All Daemon can do is bow his head. What else is there to say? A gust of wind sends the tide spilling over the rocks, and he turns, leading them back toward the castle that is no longer his. He is thankful for the roaring sea, for the footsteps of the men who escort them and their clinking of armor, for these sounds make it difficult to speak while they walk.
This is not how he imagined it. This is not how he imagined her. Since his niece was a child, the two of them had always managed to find their way back to one another, sometimes years between their meetings, as if no time had passed – the quiet familiarity between them simmering beneath their silence. Daemon now feels as if the cord between them has been severed. He has been holding his end for ten years, trusting that it would one day lead him back to her. He wonders what happened to her necklace. When was the last time he saw her in it? The wedding feast? No, she did not wear it then. He searches for her neck again in his memory. Ah yes, he thinks to himself, the pleasure house. He remembers running his fingers over her face – her eyes rapt – as he glanced the steely glimmer, pride swelling in his breast, as he leaned down to capture her parted mouth with his: she had worn the necklace underneath her boy's disguise as if she could not bear to take it off. That was the last time he saw her wear it.

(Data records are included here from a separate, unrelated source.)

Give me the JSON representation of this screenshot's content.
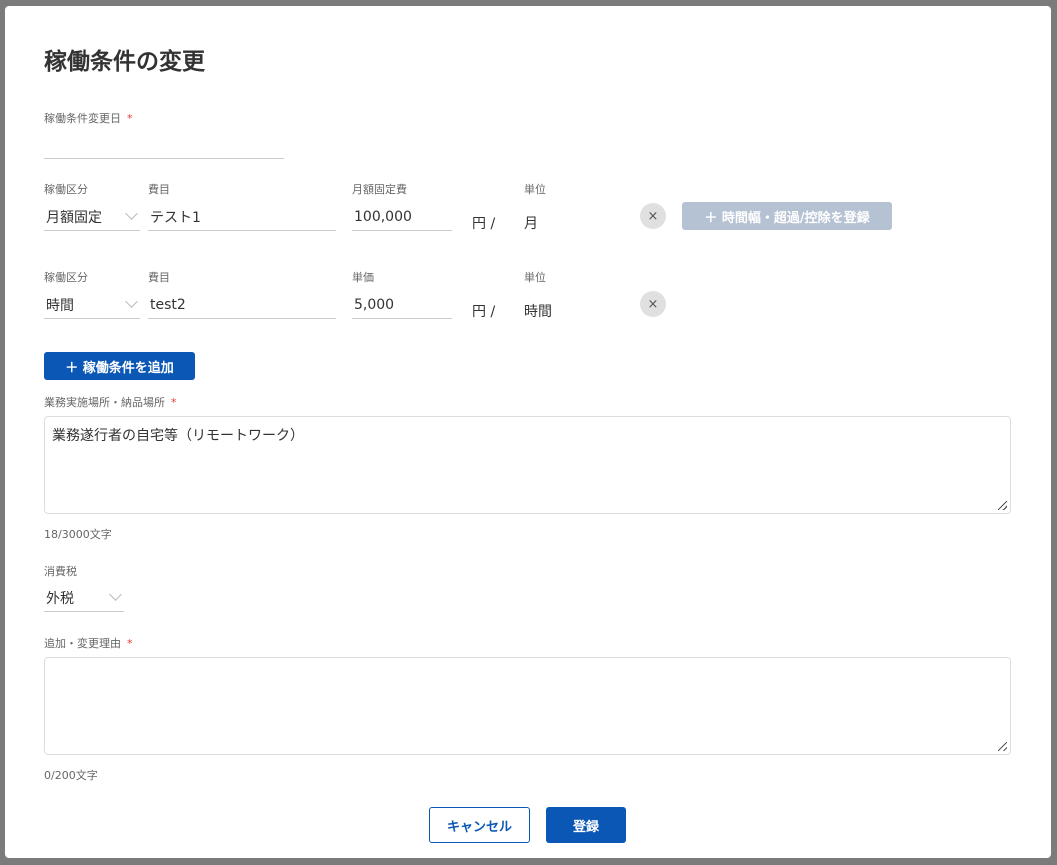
{
  "title": "稼働条件の変更",
  "change_date": {
    "label": "稼働条件変更日",
    "required": "*",
    "value": ""
  },
  "rows": [
    {
      "type_label": "稼働区分",
      "type_value": "月額固定",
      "item_label": "費目",
      "item_value": "テスト1",
      "amount_label": "月額固定費",
      "amount_value": "100,000",
      "currency": "円 /",
      "unit_label": "単位",
      "unit_value": "月",
      "remove": "×",
      "extra_button": "＋ 時間幅・超過/控除を登録"
    },
    {
      "type_label": "稼働区分",
      "type_value": "時間",
      "item_label": "費目",
      "item_value": "test2",
      "amount_label": "単価",
      "amount_value": "5,000",
      "currency": "円 /",
      "unit_label": "単位",
      "unit_value": "時間",
      "remove": "×"
    }
  ],
  "add_condition": "＋ 稼働条件を追加",
  "location": {
    "label": "業務実施場所・納品場所",
    "required": "*",
    "value": "業務遂行者の自宅等（リモートワーク）",
    "count": "18/3000文字"
  },
  "tax": {
    "label": "消費税",
    "value": "外税"
  },
  "reason": {
    "label": "追加・変更理由",
    "required": "*",
    "value": "",
    "count": "0/200文字"
  },
  "buttons": {
    "cancel": "キャンセル",
    "submit": "登録"
  },
  "colors": {
    "primary": "#0b57b5",
    "disabled": "#b5c2d3",
    "required": "#e53935"
  }
}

Her mouth looks different now. It is not the lines on her face that disturb him – time has been kind to her as well – no, it's the downward turn of those lips, the frown he saw when he looked at her. Living there on her face. He does not need to turn around to know it is still there, that it has grown there for years – her face slowly stiffening with each day spent in King's Landing without a friend, her body hardening rapidly during the battles of each labor, the steady darkening of her eyes as she learned the games of court.
He has hid in his books for the past ten years whilst she slowly turned to stone, convincing himself first of his strategy and then later, his restraint. The man I married was more than this.
He turns to glance back at his niece and at once understands the root of his disturbance. It is not guilt he feels nor is it shame for how he must appear to eyes that have grown; it is not the time they spent apart nor is it the man on her arm nor is it the children on her hip. It is the simple matter that she is not looking at him at all.